Et il a poursuivi : « Le Portugal jouit d’une santé financière qui, n’ayons pas honte de le dire, car c’est vraiment le cas, fait rougir d’envie n’importe quelle économie de l’Union européenne. »

« Aucune ne peut prétendre faire mieux que nous », a déclaré Luís Montenegro, mais « certaines s'en sortent aussi bien que nous », a-t-il souligné, estimant que le Portugal est « à l'avant-garde » de l'Europe sur le plan financier et économique.

Le courage de changer

En présence des ministres de l’Économie et de la Cohésion territoriale ainsi que de l’Environnement et de l’Énergie, le Premier ministre a fait valoir que le pays « doit avoir le courage de changer certaines choses et de faire face, bien souvent, aux voix du pessimisme et aux réticences de ceux qui n’osent pas ».

Le Portugal « doit souvent faire face à l’immobilisme de ceux qui prétendent vouloir changer beaucoup de choses, mais qui, en fin de compte, veulent que tout reste pareil et que tout reste à sa place », a-t-il souligné.

Au cours d’un discours de 25 minutes, le chef du gouvernement a répondu au président du conseil d’administration de la société détentrice de la concession de la mine d’Aljustrel, Humberto Costa Leite, qui, dans son intervention, avait demandé une réduction des formalités administratives dans les procédures.

Stratégie en matière de ressources géologiques

« Nous avançons dans une stratégie en matière de ressources géologiques dont la pierre angulaire est la simplification administrative », a-t-il souligné, précisant que l’objectif est d’assurer « une meilleure coordination entre tous les acteurs ».

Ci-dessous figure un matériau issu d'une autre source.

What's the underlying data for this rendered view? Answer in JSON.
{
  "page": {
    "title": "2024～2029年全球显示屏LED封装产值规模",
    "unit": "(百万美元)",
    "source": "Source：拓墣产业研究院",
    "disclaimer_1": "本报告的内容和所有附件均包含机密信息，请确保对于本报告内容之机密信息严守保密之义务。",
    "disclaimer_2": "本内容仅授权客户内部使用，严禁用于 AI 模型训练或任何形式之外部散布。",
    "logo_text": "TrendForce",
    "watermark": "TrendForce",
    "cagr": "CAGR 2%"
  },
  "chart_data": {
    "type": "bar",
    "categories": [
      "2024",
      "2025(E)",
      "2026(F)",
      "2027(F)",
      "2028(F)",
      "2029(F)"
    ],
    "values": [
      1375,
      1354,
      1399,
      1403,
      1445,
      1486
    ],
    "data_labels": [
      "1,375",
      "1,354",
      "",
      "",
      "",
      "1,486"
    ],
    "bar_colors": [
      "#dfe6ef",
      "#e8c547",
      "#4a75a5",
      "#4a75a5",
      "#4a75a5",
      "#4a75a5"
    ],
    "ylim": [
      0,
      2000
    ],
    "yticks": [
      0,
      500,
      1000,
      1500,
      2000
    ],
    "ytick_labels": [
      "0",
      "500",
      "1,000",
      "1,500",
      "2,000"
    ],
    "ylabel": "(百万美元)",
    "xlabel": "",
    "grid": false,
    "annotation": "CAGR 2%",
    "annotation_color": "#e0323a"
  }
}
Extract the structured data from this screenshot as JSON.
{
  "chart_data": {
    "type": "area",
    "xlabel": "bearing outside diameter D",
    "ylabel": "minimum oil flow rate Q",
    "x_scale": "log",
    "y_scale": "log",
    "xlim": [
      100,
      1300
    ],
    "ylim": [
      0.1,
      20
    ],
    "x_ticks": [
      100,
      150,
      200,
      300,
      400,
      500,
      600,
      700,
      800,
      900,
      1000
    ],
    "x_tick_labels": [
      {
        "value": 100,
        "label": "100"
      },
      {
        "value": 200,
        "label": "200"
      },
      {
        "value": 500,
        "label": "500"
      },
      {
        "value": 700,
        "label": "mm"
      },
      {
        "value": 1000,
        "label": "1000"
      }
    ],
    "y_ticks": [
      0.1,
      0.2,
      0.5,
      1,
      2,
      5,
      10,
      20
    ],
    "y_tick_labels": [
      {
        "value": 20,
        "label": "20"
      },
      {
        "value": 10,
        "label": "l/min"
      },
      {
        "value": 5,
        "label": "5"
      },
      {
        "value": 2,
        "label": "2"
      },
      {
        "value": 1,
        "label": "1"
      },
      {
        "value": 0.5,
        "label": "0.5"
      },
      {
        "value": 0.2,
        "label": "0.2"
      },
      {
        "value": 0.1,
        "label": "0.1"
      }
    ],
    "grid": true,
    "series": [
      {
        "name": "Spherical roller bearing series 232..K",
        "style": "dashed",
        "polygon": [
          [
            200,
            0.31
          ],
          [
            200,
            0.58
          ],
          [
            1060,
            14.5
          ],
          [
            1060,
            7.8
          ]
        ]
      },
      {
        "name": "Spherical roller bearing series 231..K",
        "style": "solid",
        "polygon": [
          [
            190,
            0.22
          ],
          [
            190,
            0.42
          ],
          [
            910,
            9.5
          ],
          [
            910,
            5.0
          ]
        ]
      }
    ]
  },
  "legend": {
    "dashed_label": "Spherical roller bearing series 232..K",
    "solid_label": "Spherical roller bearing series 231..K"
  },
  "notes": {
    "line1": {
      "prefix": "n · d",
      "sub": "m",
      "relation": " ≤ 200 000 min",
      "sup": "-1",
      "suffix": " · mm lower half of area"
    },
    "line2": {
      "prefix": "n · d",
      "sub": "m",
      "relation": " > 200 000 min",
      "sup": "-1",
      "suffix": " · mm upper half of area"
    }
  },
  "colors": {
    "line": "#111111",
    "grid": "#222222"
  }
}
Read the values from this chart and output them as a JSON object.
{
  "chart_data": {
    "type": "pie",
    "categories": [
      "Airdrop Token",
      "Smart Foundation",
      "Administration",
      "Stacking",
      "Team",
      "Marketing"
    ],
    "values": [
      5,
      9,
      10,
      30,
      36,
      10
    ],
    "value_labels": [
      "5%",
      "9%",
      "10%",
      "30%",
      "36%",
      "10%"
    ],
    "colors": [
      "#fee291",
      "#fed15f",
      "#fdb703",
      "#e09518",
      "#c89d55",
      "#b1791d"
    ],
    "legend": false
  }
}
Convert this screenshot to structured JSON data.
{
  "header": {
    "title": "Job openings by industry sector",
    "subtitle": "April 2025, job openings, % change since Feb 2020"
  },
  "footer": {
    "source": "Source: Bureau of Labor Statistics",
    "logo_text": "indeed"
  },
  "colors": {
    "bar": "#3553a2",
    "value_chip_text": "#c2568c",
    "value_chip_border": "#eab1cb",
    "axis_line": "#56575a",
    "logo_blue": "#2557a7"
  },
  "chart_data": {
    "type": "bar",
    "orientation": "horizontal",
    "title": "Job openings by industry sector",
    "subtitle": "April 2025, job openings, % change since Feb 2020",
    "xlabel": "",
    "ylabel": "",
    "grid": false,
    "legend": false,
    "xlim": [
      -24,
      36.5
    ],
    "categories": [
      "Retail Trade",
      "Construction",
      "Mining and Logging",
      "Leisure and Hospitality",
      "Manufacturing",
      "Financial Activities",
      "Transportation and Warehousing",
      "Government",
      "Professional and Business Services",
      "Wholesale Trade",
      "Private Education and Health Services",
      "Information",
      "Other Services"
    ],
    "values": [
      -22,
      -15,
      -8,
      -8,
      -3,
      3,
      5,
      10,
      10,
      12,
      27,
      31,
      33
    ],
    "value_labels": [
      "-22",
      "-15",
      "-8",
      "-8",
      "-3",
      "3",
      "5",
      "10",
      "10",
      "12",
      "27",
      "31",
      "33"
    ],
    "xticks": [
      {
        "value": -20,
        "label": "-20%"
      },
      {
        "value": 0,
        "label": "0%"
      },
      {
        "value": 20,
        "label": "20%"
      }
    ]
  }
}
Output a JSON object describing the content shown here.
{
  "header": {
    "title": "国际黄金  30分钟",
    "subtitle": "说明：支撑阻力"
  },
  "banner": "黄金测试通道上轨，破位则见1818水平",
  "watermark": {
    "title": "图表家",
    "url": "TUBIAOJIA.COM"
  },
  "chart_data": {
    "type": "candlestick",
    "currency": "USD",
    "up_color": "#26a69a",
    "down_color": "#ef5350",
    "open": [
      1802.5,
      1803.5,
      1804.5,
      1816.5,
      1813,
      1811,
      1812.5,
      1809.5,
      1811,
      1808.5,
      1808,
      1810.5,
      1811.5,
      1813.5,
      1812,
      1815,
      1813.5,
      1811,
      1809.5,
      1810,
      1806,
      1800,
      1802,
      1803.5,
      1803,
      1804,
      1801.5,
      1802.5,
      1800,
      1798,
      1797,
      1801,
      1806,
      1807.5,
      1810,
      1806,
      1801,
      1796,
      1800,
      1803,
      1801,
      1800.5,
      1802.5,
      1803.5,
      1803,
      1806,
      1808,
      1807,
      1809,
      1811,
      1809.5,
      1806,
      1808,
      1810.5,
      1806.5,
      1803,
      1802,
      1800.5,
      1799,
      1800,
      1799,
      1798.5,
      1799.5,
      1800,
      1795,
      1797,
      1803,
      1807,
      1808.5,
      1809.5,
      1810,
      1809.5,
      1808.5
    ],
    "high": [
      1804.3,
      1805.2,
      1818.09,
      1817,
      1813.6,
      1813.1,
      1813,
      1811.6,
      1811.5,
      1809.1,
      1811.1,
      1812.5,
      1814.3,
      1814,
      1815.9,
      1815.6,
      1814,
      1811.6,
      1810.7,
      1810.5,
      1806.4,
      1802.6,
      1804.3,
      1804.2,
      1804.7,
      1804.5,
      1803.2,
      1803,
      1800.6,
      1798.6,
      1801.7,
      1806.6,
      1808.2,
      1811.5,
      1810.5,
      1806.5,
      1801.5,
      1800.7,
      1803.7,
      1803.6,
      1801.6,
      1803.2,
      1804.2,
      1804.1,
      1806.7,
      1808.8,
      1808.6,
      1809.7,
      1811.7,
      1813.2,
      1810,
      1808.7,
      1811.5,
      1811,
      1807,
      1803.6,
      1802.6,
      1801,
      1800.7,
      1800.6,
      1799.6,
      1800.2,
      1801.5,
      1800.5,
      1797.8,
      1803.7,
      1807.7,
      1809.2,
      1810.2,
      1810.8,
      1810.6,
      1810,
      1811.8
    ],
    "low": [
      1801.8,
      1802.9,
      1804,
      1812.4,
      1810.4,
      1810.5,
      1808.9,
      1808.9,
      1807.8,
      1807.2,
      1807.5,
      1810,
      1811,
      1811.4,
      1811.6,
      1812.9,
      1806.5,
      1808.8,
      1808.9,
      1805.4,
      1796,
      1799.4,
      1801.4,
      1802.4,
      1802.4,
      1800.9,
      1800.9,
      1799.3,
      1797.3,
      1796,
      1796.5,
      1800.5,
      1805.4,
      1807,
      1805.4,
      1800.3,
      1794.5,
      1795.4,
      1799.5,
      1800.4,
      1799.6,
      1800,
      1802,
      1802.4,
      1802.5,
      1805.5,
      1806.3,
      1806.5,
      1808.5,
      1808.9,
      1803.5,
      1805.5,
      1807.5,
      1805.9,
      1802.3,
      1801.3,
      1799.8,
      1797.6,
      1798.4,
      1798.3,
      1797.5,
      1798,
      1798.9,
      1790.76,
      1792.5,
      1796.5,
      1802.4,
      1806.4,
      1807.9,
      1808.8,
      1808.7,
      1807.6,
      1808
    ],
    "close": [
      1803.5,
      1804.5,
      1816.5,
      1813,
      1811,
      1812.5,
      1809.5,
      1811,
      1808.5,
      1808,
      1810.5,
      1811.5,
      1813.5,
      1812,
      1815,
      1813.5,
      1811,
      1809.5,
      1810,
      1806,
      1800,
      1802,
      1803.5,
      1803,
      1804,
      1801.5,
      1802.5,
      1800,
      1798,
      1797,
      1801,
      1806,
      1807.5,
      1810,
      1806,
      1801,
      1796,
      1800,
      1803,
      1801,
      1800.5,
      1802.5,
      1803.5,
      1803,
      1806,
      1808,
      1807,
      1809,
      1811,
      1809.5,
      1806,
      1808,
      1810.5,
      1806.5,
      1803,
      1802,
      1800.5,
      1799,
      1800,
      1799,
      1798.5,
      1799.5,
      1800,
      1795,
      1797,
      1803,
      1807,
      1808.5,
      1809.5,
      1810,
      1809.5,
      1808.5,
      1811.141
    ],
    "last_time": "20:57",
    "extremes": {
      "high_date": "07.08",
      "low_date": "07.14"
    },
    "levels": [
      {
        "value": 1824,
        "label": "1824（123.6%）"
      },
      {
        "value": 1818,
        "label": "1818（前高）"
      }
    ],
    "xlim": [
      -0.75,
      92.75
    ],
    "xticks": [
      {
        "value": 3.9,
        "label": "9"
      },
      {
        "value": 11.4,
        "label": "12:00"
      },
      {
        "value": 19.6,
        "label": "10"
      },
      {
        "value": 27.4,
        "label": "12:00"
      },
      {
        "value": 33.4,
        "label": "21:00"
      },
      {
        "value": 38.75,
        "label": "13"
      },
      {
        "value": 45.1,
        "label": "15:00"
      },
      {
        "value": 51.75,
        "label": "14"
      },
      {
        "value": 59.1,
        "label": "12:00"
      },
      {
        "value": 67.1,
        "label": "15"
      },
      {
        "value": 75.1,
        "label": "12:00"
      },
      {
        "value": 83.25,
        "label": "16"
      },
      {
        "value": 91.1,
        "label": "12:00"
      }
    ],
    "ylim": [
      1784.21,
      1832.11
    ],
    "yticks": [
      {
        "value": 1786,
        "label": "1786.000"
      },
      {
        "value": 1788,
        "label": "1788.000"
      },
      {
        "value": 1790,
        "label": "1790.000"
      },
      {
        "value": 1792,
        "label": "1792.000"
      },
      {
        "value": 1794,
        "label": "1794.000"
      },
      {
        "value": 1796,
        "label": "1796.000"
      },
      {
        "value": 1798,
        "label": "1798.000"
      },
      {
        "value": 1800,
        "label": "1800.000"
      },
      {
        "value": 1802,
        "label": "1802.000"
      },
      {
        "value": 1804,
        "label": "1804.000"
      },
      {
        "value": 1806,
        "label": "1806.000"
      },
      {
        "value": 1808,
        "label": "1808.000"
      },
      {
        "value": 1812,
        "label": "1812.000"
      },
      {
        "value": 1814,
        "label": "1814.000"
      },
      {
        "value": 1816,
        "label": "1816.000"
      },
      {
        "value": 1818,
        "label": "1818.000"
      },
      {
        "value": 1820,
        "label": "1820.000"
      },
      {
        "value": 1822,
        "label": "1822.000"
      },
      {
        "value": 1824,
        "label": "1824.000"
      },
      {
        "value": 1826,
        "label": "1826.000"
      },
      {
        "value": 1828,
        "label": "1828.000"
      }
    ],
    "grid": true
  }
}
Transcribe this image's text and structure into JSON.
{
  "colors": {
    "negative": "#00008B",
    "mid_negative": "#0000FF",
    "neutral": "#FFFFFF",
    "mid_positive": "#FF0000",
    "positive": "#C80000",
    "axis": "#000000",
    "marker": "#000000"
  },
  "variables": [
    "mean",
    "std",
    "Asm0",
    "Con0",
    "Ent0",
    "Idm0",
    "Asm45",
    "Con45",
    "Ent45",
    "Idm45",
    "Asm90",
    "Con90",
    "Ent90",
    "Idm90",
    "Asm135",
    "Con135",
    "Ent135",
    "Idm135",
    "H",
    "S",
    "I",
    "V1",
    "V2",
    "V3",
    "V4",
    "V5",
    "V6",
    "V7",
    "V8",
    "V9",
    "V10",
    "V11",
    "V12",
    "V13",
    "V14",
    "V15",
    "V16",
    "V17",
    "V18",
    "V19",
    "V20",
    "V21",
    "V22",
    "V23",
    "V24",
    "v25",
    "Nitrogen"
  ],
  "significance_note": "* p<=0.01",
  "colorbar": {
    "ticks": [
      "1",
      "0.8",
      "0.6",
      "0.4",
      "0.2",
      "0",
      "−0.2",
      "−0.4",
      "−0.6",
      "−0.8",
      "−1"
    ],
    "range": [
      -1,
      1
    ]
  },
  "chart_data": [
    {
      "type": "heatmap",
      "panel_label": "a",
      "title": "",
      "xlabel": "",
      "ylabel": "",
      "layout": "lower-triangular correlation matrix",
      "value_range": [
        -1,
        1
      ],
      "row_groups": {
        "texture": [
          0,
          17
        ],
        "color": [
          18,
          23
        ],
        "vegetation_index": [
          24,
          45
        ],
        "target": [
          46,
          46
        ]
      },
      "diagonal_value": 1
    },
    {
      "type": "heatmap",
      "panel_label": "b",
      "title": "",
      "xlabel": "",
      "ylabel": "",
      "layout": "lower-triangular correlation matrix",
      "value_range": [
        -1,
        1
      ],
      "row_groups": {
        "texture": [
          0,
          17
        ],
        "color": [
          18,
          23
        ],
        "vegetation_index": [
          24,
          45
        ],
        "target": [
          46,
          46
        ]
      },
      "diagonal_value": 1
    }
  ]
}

M. Montenegro a fait valoir que les procédures devaient devenir « rapides et souples » afin que « le décideur puisse disposer de tous les éléments nécessaires et avoir la certitude de la fiabilité de l’investissement qu’il réalise », que ce soit lors de la prospection ou, ultérieurement, lors du développement du projet.

« Lorsqu’ils doivent dire non, ils doivent le faire le plus tôt possible, et lorsqu’ils doivent dire oui, ils doivent également le faire le plus tôt possible », a-t-il déclaré.

Le Premier ministre a réaffirmé que le gouvernement avait déclaré « la guerre à la bureaucratie et à la réglementation excessive », ainsi qu’aux personnes qui « pensent que leur service est le seul qui existe et à celles qui estiment que l’intérêt de leur service prime sur l’intérêt général ».

« Nous déclarons la guerre à tout cela, y compris au sein du gouvernement, des structures gouvernementales et de l’administration publique, et ceux qui, au sein de l’administration publique, ne comprennent pas cela seront mis à l’écart », a-t-il ajouté.